Dear Fefu

FEATURED

Avoiding AI in the Workplace

Development Professional
April 17, 2026

Development Professional:

I am an excellent copy writer. I studied English in school and it’s always been my strongest skill on any resume. I’m starting to face a problem in my work where I will deliver a draft of copy to my supervisor and they will quickly respond with a “better” version of my copy. A little too… quickly… if you are catching my drift. Yes, they are using ChatGPT and asking it to make my copy better. This is limiting my room to grow because I am not getting productive feedback. The copy ChatGPT writes is repetitive, robotic, and frankly obvious to any professional who knows how to spot it. I don’t feel comfortable sharing the plagiarized copy as my own work, especially at an arts organization. We know that this technology steals from artists, not to mention the environmental impact. I am strongly against the use of AI, but I can’t help but wonder if I should be taking the easy way out (using it) so it will meet my supervisor’s standards. Am I a less competitive employee because I am against AI? I feel like my supervisor wants me to work at a quicker pace, but they are comparing my pace to that of a computer’s. Is this worth bringing up and how should I talk about it in a professional setting, especially to a supervisor?

-

Dear Development Professional,

This is a challenging moment for all writers and I feel your pain.

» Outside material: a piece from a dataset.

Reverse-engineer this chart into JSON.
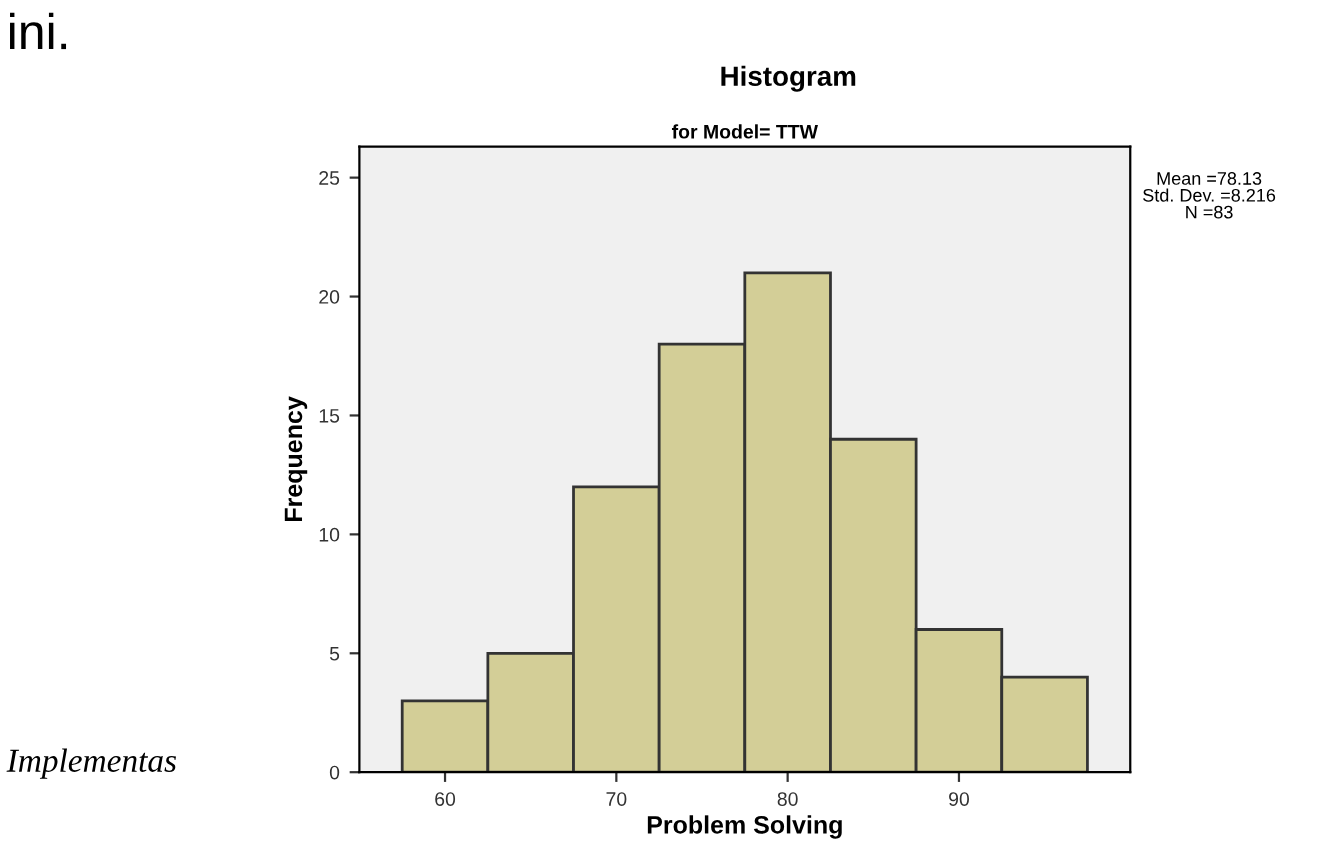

Several of my plays were pirated by Anthropic and, to add insult to injury, because of the weirdly framed settlement rules, I was not even entitled to their (meagre) penalty fee! Setting that aside, I do use AI—either for research purposes or to help me sculpt images when I am working with designers. (I have a good imagination but my graphic skills suck.) What I don’t use AI for is to write. Anything. Not my correspondence, and certainly not my creative work. 

If using AI in the workplace capacity you describe is a moral issue for you, with red lines you are not willing to cross, you could certainly resign. But with the current dismal employment situation getting another job is not necessarily a given. You could raise the subject with your supervisor. Although I would urge you to do so diplomatically. For example, you assume they are using AI. Maybe it would be better to determine this is actually the case. If so, there is a moral argument to be made to your supervisor, yes, but perhaps that argument is better buttressed if you can also make a business argument. I.e., that the quality of the output tends to be noticeably reductive with AI and perhaps puts the company at an economic disadvantage vis-à-vis its competitors. At the end of the day, I don’t think you are any less competitive for having these doubts. The question is ultimately your tolerance for this increasingly complicated aspect of modern life.

Sending good thoughts, one human being to another, 

-Fefu

This Fefu is a professional playwright living in New York, who has worked On and Off-Broadway and at Regional Theaters across the country.